Né à Lyon en 1886 dans une famille juive, Marc Bloch est passionné d’histoire, comme l’était son père. Reçu à l’agrégation en 1908, M. Bloch est passionné par le Moyen-Age.
En 1914, il est mobilisé lors de la Première Guerre mondiale. En 1919, il reprend son métier d’enseignant et de chercheur. Dès 1919, il part en Alsace, nommé à l’université de Strasbourg redevenue française après 47 ans d’occupation allemande. Ce n’est pas l’effet du hasard. Avant 1914, Marc Bloch avait séjourné dans plusieurs universités allemandes et maîtrisait parfaitement la langue germanique ; cela était nécessaire pour enseigner à Strasbourg, car beaucoup d’étudiants ne connaissaient qu’approximativement le français qui y avait été proscrit.
Pendant 15 ans, Marc Bloch se fait remarquer par ses études sur le Moyen-Age, et en particulier par son ouvrage consacré aux rois thaumaturges susceptibles d’accomplir des miracles ! Dans les années trente, avec d’autres historiens, il créera la revue Les Annales bientôt connue dans l’Europe entière. En 1936 il enseigne à la Sorbonne.

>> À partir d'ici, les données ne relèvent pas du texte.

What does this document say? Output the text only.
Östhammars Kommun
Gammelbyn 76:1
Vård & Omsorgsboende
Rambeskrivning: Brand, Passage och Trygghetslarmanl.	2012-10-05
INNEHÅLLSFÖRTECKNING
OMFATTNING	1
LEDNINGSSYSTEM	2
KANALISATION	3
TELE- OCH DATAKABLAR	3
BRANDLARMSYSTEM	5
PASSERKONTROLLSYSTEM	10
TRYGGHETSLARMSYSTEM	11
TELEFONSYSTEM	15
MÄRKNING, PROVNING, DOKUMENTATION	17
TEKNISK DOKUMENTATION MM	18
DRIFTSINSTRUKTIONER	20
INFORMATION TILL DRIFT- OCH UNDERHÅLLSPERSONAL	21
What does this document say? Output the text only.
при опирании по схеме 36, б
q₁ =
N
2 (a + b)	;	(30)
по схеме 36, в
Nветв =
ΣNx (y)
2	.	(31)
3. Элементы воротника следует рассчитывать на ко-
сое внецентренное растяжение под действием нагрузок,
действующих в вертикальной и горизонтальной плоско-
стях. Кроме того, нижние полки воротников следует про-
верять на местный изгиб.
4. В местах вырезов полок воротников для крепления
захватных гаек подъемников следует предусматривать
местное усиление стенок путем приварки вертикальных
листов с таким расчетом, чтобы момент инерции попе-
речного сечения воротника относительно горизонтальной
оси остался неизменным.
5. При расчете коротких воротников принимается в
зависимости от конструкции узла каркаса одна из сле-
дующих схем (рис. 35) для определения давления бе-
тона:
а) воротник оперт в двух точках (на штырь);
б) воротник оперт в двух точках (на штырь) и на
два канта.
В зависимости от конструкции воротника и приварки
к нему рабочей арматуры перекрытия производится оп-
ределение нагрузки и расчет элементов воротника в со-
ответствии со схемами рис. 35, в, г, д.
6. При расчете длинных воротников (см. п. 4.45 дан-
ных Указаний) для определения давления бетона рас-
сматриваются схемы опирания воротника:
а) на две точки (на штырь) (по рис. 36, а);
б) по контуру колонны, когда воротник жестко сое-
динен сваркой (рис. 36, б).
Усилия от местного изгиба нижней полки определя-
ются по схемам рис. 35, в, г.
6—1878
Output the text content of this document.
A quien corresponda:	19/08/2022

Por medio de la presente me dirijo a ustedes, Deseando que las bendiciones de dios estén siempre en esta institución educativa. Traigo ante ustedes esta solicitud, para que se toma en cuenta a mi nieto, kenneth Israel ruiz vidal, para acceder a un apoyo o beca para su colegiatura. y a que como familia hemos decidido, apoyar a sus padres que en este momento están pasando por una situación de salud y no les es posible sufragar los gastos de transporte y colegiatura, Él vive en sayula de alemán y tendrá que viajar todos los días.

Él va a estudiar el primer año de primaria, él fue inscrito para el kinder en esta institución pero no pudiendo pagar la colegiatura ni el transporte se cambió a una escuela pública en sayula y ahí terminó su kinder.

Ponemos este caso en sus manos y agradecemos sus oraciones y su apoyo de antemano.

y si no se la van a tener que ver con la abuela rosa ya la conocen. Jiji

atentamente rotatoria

Dans ce quartier latin profondément marqué par les organisations fascistes et antisémites, puissantes dans le monde étudiant, le juif Bloch est en proie à de multiples attaques.
En 1939, malgré ses 53 ans, une polyarthrite et une famille nombreuse, il se porte volontaire dès la déclaration de guerre. Tout comme durant la Première Guerre mondiale, il est signalé pour son courage, son sens de l’organisation et du commandement.
Pétain et le gouvernement de collaboration étant arrivé au pouvoir, il est frappé par les décrets anti-juifs du 3 octobre 1940, il n’a plus le droit d’enseigner. Pourtant, un an plus tard, le ministre de l’instruction public Jacques Chevalier, dont le fils avait été un de ses élèves, lui accorde l’autorisation exceptionnelle d’enseigner. Entre temps, réfugié dans la Creuse, Marc Bloch rédige « Une étrange défaite », c’est le regard acéré et intelligent d’un historien sur la bataille de France et la défaite de l’armée française qu’il a vécu. Cet ouvrage, interdit pendant l’occupation, sera publié en 1946 ; sa bibliothèque restée à Paris est pillée par l’occupant. En 1941, Marc Bloch, quoique se sentant menacé, refuse un sauf-conduit pour les États-Unis. Nommé fin 1941 à Montpellier, il est poursuivi par la vindicte du président de l’université pétainiste et antisémite Augustin Fliche. Alors que toute la France est occupée, il part pour Lyon. Dans cette métropole dont le chef de la Gestapo est Klaus Barbie, il participe au M.U.R. Repéré, il est arrêté le 8 mars 1944 et subit de multiples tortures.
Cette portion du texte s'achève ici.